(AFP) – Apr 26, 2008
NEW DELHI (AFP) — As the Dalai Lama reflected Sunday on a surprise Chinese offer to resume talks, experts cautioned that Beijing may be looking more toward salvaging the Olympic Games than meaningful dialogue.
The Tibetan spiritual leader recognised as much, saying as he returned this weekend to his exile home in India that while "talk is good," a meeting aimed merely at appeasing international opinion would be "meaningless."
He outlined what he was seeking: "serious discussions about how to reduce Tibetan resentment and a thorough discussion" of the problems in Tibet.
China's talks offer is a sign Beijing feels it must respond to the intense global pressure over its crackdown in the remote Himalayan region after last month's deadly anti-Chinese riots, analysts agree.
But they warn that China is more concerned about avoiding a possible Games boycott and ending the embarrassing pro-Tibet protests that have disrupted the Olympic torch's round-the-world journey toward Beijing.
"The Chinese haven't made any concession," said Brahma Chellaney an analyst at the New Delhi-based Centre for Strategic Studies thinktank.
"Their primary interest is to see the Olympics conclude" successfully.
China has held six rounds of inconclusive talks with special envoys of the Dalai Lama since 2002. Experts do not believe a new round is likely to yield any more gains for Tibetans.
"The Chinese government is not sincere or else something would have come of the six rounds held so far," said Srikanth Kondapalli, associate professor of Chinese Studies at Jawaharlal Nehru University in New Delhi.
"The latest offer of talks is nothing new," Kondapalli added.
"What is new is the pressure mounted on China with Tibetan protests, which have unnerved them. The Olympics were supposed to be a coming out party for China in terms of its rise, but now many athletes and leaders are thinking of boycotting the Games."
The Tibet protests broke out in the regional capital Lhasa and appeared to target Han Chinese who have been encouraged to migrate to the region.

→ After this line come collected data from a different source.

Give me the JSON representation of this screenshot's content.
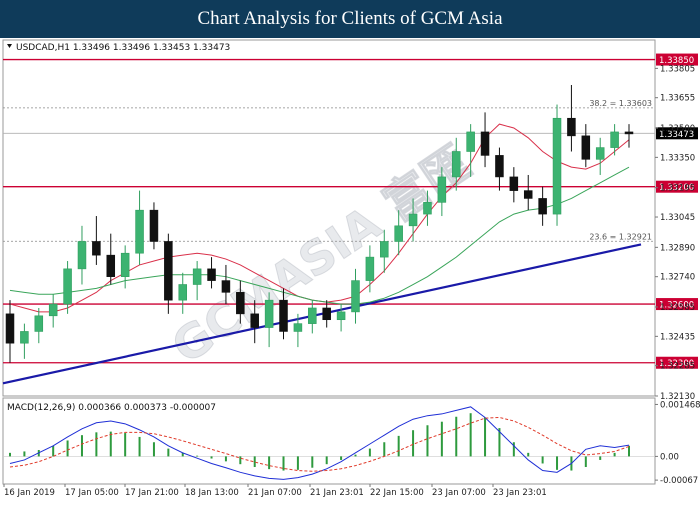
{
  "banner": {
    "title": "Chart Analysis for Clients of GCM Asia"
  },
  "chart_data": [
    {
      "type": "candlestick",
      "symbol_header": "USDCAD,H1  1.33496 1.33496 1.33453 1.33473",
      "ylim": [
        1.3213,
        1.3395
      ],
      "y_ticks": [
        "1.33805",
        "1.33655",
        "1.33500",
        "1.33350",
        "1.33195",
        "1.33045",
        "1.32890",
        "1.32740",
        "1.32585",
        "1.32435",
        "1.32285",
        "1.32130"
      ],
      "x_ticks": [
        "16 Jan 2019",
        "17 Jan 05:00",
        "17 Jan 21:00",
        "18 Jan 13:00",
        "21 Jan 07:00",
        "21 Jan 23:01",
        "22 Jan 15:00",
        "23 Jan 07:00",
        "23 Jan 23:01"
      ],
      "current_price": "1.33473",
      "horizontal_levels": [
        {
          "value": 1.3385,
          "label": "1.33850",
          "color": "#cc0033"
        },
        {
          "value": 1.332,
          "label": "1.33200",
          "color": "#cc0033"
        },
        {
          "value": 1.326,
          "label": "1.32600",
          "color": "#cc0033"
        },
        {
          "value": 1.323,
          "label": "1.32300",
          "color": "#cc0033"
        }
      ],
      "fib_levels": [
        {
          "value": 1.33603,
          "label": "38.2 = 1.33603"
        },
        {
          "value": 1.32921,
          "label": "23.6 = 1.32921"
        }
      ],
      "trendline": {
        "from_bar": 0,
        "from_value": 1.32195,
        "to_bar": 104,
        "to_value": 1.32905,
        "color": "#1a1aa8"
      },
      "moving_averages": [
        {
          "color": "#d9304a",
          "values": [
            1.326,
            1.3258,
            1.3256,
            1.3256,
            1.3258,
            1.3262,
            1.3266,
            1.3272,
            1.3276,
            1.328,
            1.3282,
            1.3284,
            1.3285,
            1.3286,
            1.3285,
            1.3283,
            1.328,
            1.3276,
            1.3272,
            1.3268,
            1.3264,
            1.3262,
            1.3261,
            1.3262,
            1.3264,
            1.327,
            1.3277,
            1.3286,
            1.3296,
            1.3306,
            1.3315,
            1.3322,
            1.3332,
            1.3345,
            1.3352,
            1.335,
            1.3345,
            1.3338,
            1.3333,
            1.333,
            1.3329,
            1.3332,
            1.3338,
            1.3344
          ]
        },
        {
          "color": "#3aa55a",
          "values": [
            1.3267,
            1.3266,
            1.3265,
            1.3265,
            1.3266,
            1.3267,
            1.3268,
            1.327,
            1.3272,
            1.3273,
            1.3274,
            1.3275,
            1.3275,
            1.3275,
            1.3275,
            1.3274,
            1.3272,
            1.327,
            1.3268,
            1.3266,
            1.3264,
            1.3262,
            1.3261,
            1.326,
            1.326,
            1.3261,
            1.3263,
            1.3266,
            1.327,
            1.3274,
            1.3279,
            1.3284,
            1.329,
            1.3296,
            1.3302,
            1.3306,
            1.3308,
            1.3309,
            1.3311,
            1.3314,
            1.3318,
            1.3322,
            1.3326,
            1.333
          ]
        }
      ],
      "candles": [
        [
          1.3255,
          1.3262,
          1.323,
          1.324
        ],
        [
          1.324,
          1.325,
          1.3232,
          1.3246
        ],
        [
          1.3246,
          1.3258,
          1.324,
          1.3254
        ],
        [
          1.3254,
          1.3265,
          1.3248,
          1.326
        ],
        [
          1.326,
          1.3282,
          1.3255,
          1.3278
        ],
        [
          1.3278,
          1.33,
          1.327,
          1.3292
        ],
        [
          1.3292,
          1.3305,
          1.328,
          1.3285
        ],
        [
          1.3285,
          1.3296,
          1.327,
          1.3274
        ],
        [
          1.3274,
          1.329,
          1.3268,
          1.3286
        ],
        [
          1.3286,
          1.3318,
          1.328,
          1.3308
        ],
        [
          1.3308,
          1.3312,
          1.3288,
          1.3292
        ],
        [
          1.3292,
          1.3296,
          1.3255,
          1.3262
        ],
        [
          1.3262,
          1.3276,
          1.3255,
          1.327
        ],
        [
          1.327,
          1.3282,
          1.3262,
          1.3278
        ],
        [
          1.3278,
          1.3284,
          1.3268,
          1.3272
        ],
        [
          1.3272,
          1.328,
          1.326,
          1.3266
        ],
        [
          1.3266,
          1.3272,
          1.325,
          1.3255
        ],
        [
          1.3255,
          1.3262,
          1.324,
          1.3248
        ],
        [
          1.3248,
          1.3266,
          1.3238,
          1.3262
        ],
        [
          1.3262,
          1.3268,
          1.3242,
          1.3246
        ],
        [
          1.3246,
          1.3255,
          1.3238,
          1.325
        ],
        [
          1.325,
          1.3262,
          1.3245,
          1.3258
        ],
        [
          1.3258,
          1.3262,
          1.3248,
          1.3252
        ],
        [
          1.3252,
          1.326,
          1.3246,
          1.3256
        ],
        [
          1.3256,
          1.3278,
          1.325,
          1.3272
        ],
        [
          1.3272,
          1.329,
          1.3266,
          1.3284
        ],
        [
          1.3284,
          1.3298,
          1.3276,
          1.3292
        ],
        [
          1.3292,
          1.3308,
          1.3285,
          1.33
        ],
        [
          1.33,
          1.3314,
          1.3292,
          1.3306
        ],
        [
          1.3306,
          1.3318,
          1.33,
          1.3312
        ],
        [
          1.3312,
          1.333,
          1.3305,
          1.3325
        ],
        [
          1.3325,
          1.3345,
          1.3318,
          1.3338
        ],
        [
          1.3338,
          1.3352,
          1.3325,
          1.3348
        ],
        [
          1.3348,
          1.3358,
          1.333,
          1.3336
        ],
        [
          1.3336,
          1.334,
          1.3318,
          1.3325
        ],
        [
          1.3325,
          1.333,
          1.3312,
          1.3318
        ],
        [
          1.3318,
          1.3326,
          1.3308,
          1.3314
        ],
        [
          1.3314,
          1.332,
          1.33,
          1.3306
        ],
        [
          1.3306,
          1.3362,
          1.33,
          1.3355
        ],
        [
          1.3355,
          1.3372,
          1.3338,
          1.3346
        ],
        [
          1.3346,
          1.3352,
          1.333,
          1.3334
        ],
        [
          1.3334,
          1.3345,
          1.3326,
          1.334
        ],
        [
          1.334,
          1.3352,
          1.3336,
          1.3348
        ],
        [
          1.3348,
          1.3352,
          1.334,
          1.3347
        ]
      ]
    },
    {
      "type": "macd",
      "label": "MACD(12,26,9)  0.000366 0.000373 -0.000007",
      "ylim": [
        -0.00078,
        0.00165
      ],
      "y_ticks": [
        "0.001468",
        "0.00",
        "-0.00067"
      ],
      "histogram": [
        0.0001,
        0.00014,
        0.00018,
        0.0003,
        0.00045,
        0.0006,
        0.00068,
        0.0007,
        0.00066,
        0.00055,
        0.0004,
        0.00022,
        0.0001,
        2e-05,
        -6e-05,
        -0.00014,
        -0.00022,
        -0.0003,
        -0.00036,
        -0.0004,
        -0.00038,
        -0.00032,
        -0.00022,
        -0.0001,
        5e-05,
        0.00022,
        0.0004,
        0.00058,
        0.00074,
        0.00088,
        0.00098,
        0.00112,
        0.00122,
        0.0011,
        0.0008,
        0.0004,
        0.0001,
        -0.0002,
        -0.00038,
        -0.0004,
        -0.0003,
        -0.0001,
        0.0001,
        0.0003
      ],
      "macd_line": [
        -0.0002,
        -0.0001,
        0.0001,
        0.0003,
        0.00055,
        0.00078,
        0.00095,
        0.001,
        0.00092,
        0.00075,
        0.00055,
        0.0003,
        0.0001,
        -5e-05,
        -0.0002,
        -0.00032,
        -0.00045,
        -0.00055,
        -0.00062,
        -0.00065,
        -0.0006,
        -0.0005,
        -0.00035,
        -0.00015,
        0.0001,
        0.00035,
        0.0006,
        0.00085,
        0.00105,
        0.00115,
        0.0012,
        0.0013,
        0.0014,
        0.0011,
        0.0007,
        0.0003,
        -0.0001,
        -0.0004,
        -0.00045,
        -0.0002,
        0.0002,
        0.0003,
        0.00025,
        0.00032
      ],
      "signal_line": [
        -0.0003,
        -0.00025,
        -0.00015,
        0.0,
        0.00018,
        0.00035,
        0.0005,
        0.00062,
        0.00068,
        0.00068,
        0.00064,
        0.00055,
        0.00044,
        0.00032,
        0.0002,
        8e-05,
        -5e-05,
        -0.00016,
        -0.00026,
        -0.00034,
        -0.0004,
        -0.00042,
        -0.0004,
        -0.00035,
        -0.00026,
        -0.00014,
        0.0,
        0.00016,
        0.00034,
        0.0005,
        0.00064,
        0.00078,
        0.00094,
        0.00108,
        0.0011,
        0.001,
        0.00082,
        0.0006,
        0.00036,
        0.00016,
        4e-05,
        8e-05,
        0.00014,
        0.00028
      ]
    }
  ]
}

Initially taken by surprise, Chinese authorities launched a crackdown that exiled Tibetan leaders say left more than 150 people dead. Beijing says no one died as it restored order but that Tibetan rioters killed 20.
It ignited protests that, notably in London and Paris, severely disrupted the ambitious torch relay for a Games that Beijing had hoped would underline its growing status on the world stage.
"This outcome is a victory of the concerted pressure on the Chinese," said Sukh Deo Muni, senior visiting fellow at the Singapore Institute of Southeast Asian Studies.
"They don't want these pressures to spoil their Olympic parade."
The Dalai Lama has been persistent but soft-spoken in his rhetoric, urging dialogue while denouncing violence, pushing for autonomy not independence, and saying he supports Beijing hosting the Olympics.
"They really deserve" the Olympics, the 72-year-old spiritual leader said earlier this month. "In spite of the unfortunate events in Tibet, my position has not changed."
Beijing depicts him as someone bent on independence, sabotaging religious order and fomenting unrest -- charges renewed in weekend newspaper editorials despite the offer of talks.
"The Tibetans have achieved a tactical success in pressuring the Chinese to agree to talks," Kondapalli added, "but there is no way that Tibetans can get autonomy."
Worse, he told AFP, "it's a strategic loss for Tibet, as the divide between Han Chinese and Tibetans will only grow."
Still, the talks offer was broadly welcomed around the world as at least a step forward, and Chellaney, of New Delhi's Centre for Strategic Studies, said it would keep Tibet in the spotlight.
"Everything they have done has boomeranged," he said.
"Who would have thought two months ago that Tibet would be at the centre of international attention?"
He said the outpouring of Tibetan anger had surprised Beijing, and unless there was a genuine reconciliation process, the sensitive issue "will come to haunt" Beijing.